One thing people must understand is that while these guys are a Scottish good time gal soundtrack for football (meaning soccer) games playing in the background while everyone gets knackered (meaning drunk) and a wee (meaning small) bit sad (meaning sadness), in America they’re the soundtrack to a prom night afterparty that never, ever ends. Prom night is very important to people, even people who hated the whole idea of proms, or went to alternative proms, or never went to the prom.
There’s an emotional attachment to the whole concept, except maybe in all-boy Catholic schools, but priest-bait training grounds probably have their own soundtracks and “edgy” literature provided by G. K. Chesterton. For the rest of the normals, proms are a kind of last hurrah, perhaps one of the last surviving transitional ritual spaces left in American culture, where boys become men and girls become women, even though it’s still just children dancing in the dark to whatever is floating in the musical atmosphere at the time.
Mogwai continue their journey from soundtracking the saddest alterna-prom you’ve ever heard to a shiny, post-punk 21st century shindig fumbling in a futuristic hayloft after the main event. In human terms, this means if you enjoyed Mr. Beast then you will enjoy The Hawk Is Howling; if you pine for the days of Young Team and CODY, you will not enjoy another step away from the low-key rumblings and whispered Scottishness of the sort that would entertain a slight, wry girl in a hooded sweatshirt who knew all the best bands three months before anyone else. There are more than a few nods to pop territory here, including the single “The Sun Smells Too Loud” and that girl grew up and had a few kids and a backyard, no longer knowing who the best new bands are but still three steps ahead of all the other moms in town.
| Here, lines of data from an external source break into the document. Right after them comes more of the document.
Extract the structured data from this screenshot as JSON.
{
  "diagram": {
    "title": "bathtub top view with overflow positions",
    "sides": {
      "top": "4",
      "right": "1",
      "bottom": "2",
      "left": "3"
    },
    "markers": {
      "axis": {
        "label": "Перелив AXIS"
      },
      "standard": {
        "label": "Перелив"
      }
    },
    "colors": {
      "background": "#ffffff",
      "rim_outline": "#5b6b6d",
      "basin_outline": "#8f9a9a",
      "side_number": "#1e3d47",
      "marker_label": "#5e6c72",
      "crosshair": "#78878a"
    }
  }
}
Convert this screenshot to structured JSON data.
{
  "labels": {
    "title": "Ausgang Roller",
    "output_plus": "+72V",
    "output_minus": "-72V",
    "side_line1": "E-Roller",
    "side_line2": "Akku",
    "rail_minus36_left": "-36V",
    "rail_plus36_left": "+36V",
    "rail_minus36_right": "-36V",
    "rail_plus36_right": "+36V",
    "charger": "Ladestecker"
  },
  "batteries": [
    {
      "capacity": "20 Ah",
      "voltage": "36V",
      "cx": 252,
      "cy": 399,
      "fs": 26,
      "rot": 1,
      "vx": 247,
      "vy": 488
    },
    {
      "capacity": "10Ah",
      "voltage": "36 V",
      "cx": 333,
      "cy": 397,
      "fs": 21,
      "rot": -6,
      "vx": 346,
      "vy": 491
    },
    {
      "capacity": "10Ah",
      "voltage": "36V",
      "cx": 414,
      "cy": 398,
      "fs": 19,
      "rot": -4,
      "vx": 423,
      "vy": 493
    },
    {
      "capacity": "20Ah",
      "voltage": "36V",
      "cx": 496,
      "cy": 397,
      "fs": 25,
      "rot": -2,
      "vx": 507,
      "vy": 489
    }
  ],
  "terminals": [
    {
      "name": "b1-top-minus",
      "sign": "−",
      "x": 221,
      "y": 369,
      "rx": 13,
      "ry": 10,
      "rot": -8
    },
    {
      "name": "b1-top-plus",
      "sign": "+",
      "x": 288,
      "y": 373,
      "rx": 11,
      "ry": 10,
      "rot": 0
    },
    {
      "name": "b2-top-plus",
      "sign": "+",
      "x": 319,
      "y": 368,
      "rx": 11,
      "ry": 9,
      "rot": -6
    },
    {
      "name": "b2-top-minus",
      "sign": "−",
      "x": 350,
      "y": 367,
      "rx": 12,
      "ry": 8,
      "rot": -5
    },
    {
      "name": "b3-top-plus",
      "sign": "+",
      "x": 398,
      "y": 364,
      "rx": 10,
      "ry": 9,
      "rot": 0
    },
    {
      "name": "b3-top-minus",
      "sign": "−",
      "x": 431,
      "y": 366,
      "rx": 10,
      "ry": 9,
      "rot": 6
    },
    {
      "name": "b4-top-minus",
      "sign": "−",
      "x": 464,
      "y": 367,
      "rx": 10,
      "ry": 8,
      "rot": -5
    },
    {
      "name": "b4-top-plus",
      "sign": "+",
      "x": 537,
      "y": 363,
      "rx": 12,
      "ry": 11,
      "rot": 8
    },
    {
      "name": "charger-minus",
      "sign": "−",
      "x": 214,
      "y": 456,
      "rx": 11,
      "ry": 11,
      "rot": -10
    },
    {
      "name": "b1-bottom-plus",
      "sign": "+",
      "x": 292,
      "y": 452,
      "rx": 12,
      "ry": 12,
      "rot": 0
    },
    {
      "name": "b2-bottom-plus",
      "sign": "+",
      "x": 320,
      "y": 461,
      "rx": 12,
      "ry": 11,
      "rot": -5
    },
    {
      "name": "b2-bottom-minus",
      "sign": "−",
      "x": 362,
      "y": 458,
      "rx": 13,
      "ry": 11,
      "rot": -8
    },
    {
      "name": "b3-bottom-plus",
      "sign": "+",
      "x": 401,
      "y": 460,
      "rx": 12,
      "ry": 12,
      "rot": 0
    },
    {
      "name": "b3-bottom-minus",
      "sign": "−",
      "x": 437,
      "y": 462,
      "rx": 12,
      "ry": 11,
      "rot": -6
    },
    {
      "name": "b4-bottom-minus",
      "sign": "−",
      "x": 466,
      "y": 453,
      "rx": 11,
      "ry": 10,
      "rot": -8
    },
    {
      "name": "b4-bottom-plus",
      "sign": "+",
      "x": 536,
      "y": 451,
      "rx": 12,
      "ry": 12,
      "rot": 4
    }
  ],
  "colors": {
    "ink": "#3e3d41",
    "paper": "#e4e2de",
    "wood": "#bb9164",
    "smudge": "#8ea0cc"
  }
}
Actually, “The Sun Smells Too Loud” – in addition to being a silly name on an album with a silly name and surrounded by other silly names that evoke silliness – is kind of weak for a single; in growing up, the girl-made-cool-mom doesn’t really have time for super-long builds anymore. The more obviously Mogwai-esque “Scotland’s Shame” would have been a much better choice, if keeping the old school happy was the goal. Hell, there’s plenty here to keep everyone happy as they shuffle back and forth in the dark, heads resting on chests, hands tracing the pattern of the ruffled straps of dresses. I suspect “Kings Meadow” was written solely for that purpose, or “Danphe and the Brain” or “Local Authority” or “Thank You Space Expert” – there’s an awful lot of awkward tenderness going on.
Opener “I’m Jim Morrison, I’m Dead” is a piano-led buildup culiminating in the usual terrific bombast, while “Batcat” follows as the token barnburner, though perhaps not as shockingly cocksure as Mr. Beast‘s “Glasgow Mega-Snake”. I still find myself drawn back to both “Scotland’s Shame” and album closer “The Precipice” as the most striking and perhaps old-fashioned tracks on the album. The former’s organ-driven slow riff to nowhere grabs my ears by the balls, even if I’ve been to nowhere a hundred times.
I like old Mogwai and I like new Mogwai, but I mostly like realizing that the prom that exists in my head is my problem, and not theirs. There’s more than a few reviewers who didn’t get this memo, but it’s not their fault either. Accidentally imprinting yourself with songs from Young Team or CODY a decade ago is something a lot of us have done. I presume it’s why most of us listen to music obsessively, and why trying to recapture that feeling is often so terribly painful.
End Note: Matador Record’s online distribution system is decent and mostly very fast, but could use some improvements. Their downloader utility is absolutely useless on my system, and having to download tracks by hand kind of sucks it. But still, the album was eight dollars and DRM free, so I can live with clicking a dozen times.